The range of estimates is sobering. Some put it at 30 years before living standards for average workers began clearly improving, some put it longer. A generation that got ground up in the first decades of industrialization didn’t live to benefit from the prosperity it helped create.
What I can’t tell you, and what nobody can tell you honestly, is which category the current AI transition falls into. Is this another electricity moment, where the displacement is real, but the new opportunities are large enough and fast enough to absorb most workers?
Or is something genuinely different happening, where the cognitive nature of what’s being automated changes the math in ways the historical pattern doesn’t capture?
I’ve spent time reading people who do labor economics professionally, and the ones I find most credible tend to express genuine uncertainty rather than confident predictions in either direction. The confident predictions I’ve seen have an unfortunate tendency to be wrong within a few years, in both directions.
The people who were certain in 2012 that AI was nowhere near replacing professional knowledge work look bad now. The people who were certain in 2020 that GPT-3 was about to eliminate most white-collar jobs also don’t look great.
There’s a version of this story where the next twenty years look like a slightly rougher version of the last forty: some workers lose, more workers gain, the overall employment numbers stay relatively healthy, and we debate afterward about distribution.
There’s another version where cognitive automation hits fast enough, broadly enough, that the labor market can’t absorb it cleanly. There might be a third version we can’t see yet, involving job categories that don’t exist and won’t for another decade.
Both of those first two versions are consistent with the evidence we have right now. The honest answer is that we’re running an experiment without a control group, and the results won’t be clear for another decade at least.

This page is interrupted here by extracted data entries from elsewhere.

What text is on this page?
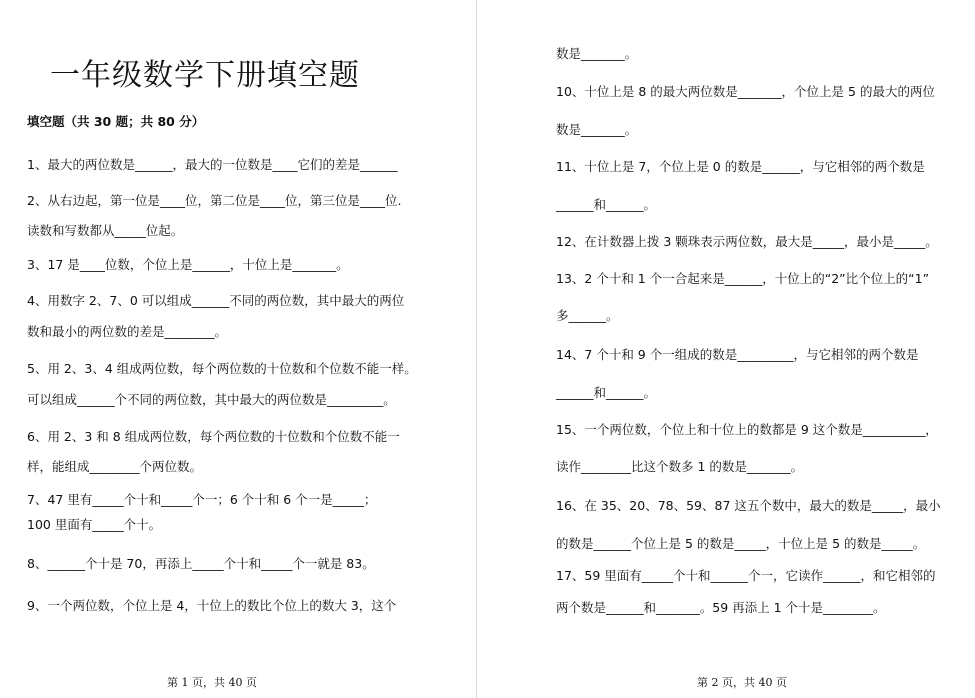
一年级数学下册填空题
填空题（共 30 题；共 80 分）
1、最大的两位数是______，最大的一位数是____它们的差是______
2、从右边起，第一位是____位，第二位是____位，第三位是____位.
读数和写数都从_____位起。
3、17 是____位数，个位上是______，十位上是_______。
4、用数字 2、7、0 可以组成______不同的两位数，其中最大的两位
数和最小的两位数的差是________。
5、用 2、3、4 组成两位数，每个两位数的十位数和个位数不能一样。
可以组成______个不同的两位数，其中最大的两位数是_________。
6、用 2、3 和 8 组成两位数，每个两位数的十位数和个位数不能一
样，能组成________个两位数。
7、47 里有_____个十和_____个一；6 个十和 6 个一是_____；
100 里面有_____个十。
8、______个十是 70，再添上_____个十和_____个一就是 83。
9、一个两位数，个位上是 4，十位上的数比个位上的数大 3，这个
第 1 页，共 40 页
数是_______。
10、十位上是 8 的最大两位数是_______，个位上是 5 的最大的两位
数是_______。
11、十位上是 7，个位上是 0 的数是______，与它相邻的两个数是
______和______。
12、在计数器上拨 3 颗珠表示两位数，最大是_____，最小是_____。
13、2 个十和 1 个一合起来是______，十位上的“2”比个位上的“1”
多______。
14、7 个十和 9 个一组成的数是_________，与它相邻的两个数是
______和______。
15、一个两位数，个位上和十位上的数都是 9 这个数是__________，
读作________比这个数多 1 的数是_______。
16、在 35、20、78、59、87 这五个数中，最大的数是_____，最小
的数是______个位上是 5 的数是_____，十位上是 5 的数是_____。
17、59 里面有_____个十和______个一，它读作______，和它相邻的
两个数是______和_______。59 再添上 1 个十是________。
第 2 页，共 40 页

What’s particularly strange about this moment is that the people building the technology often acknowledge they don’t know what the labor market effects will be, while simultaneously continuing to build as fast as possible. I don’t have a strong view on whether that’s irresponsible or just the nature of how technologies get developed, but it’s worth noting.
The question isn’t whether humanity survives this. It probably does. The question is which humans get to surf the transition and which ones get caught underneath it, and right now I don’t think anyone has a confident answer to that, including the people who sound most confident.
The people being most definitive in both directions, the “this is fine” camp and the “civilization-ending disruption” camp, seem to be working from the same incomplete evidence and reaching opposite conclusions because of their priors, not their data.
Though I’ll say this: the historical record suggests we’re better at helping the people who lose when we actually think hard about them in advance, rather than assuming the market will work it out on its own in due course.
Whether we’re actually doing that this time is a different question, and the conversations I hear and policy circles suggest we’re mostly still in the assumption phase, hoping the historical pattern holds and the adaptation happens on its own schedule without much active intervention.
Right now, I feel like a textile worker watching the first steam-powered looms arrive on the factory floor. Is this actually it? Or am I just too close to these AI tools and people using them heavily every day as power users, which makes me overestimate what they can do and catastrophize their impact on the broader job market?
I’ll have my answer soon enough. I hope I’m wrong.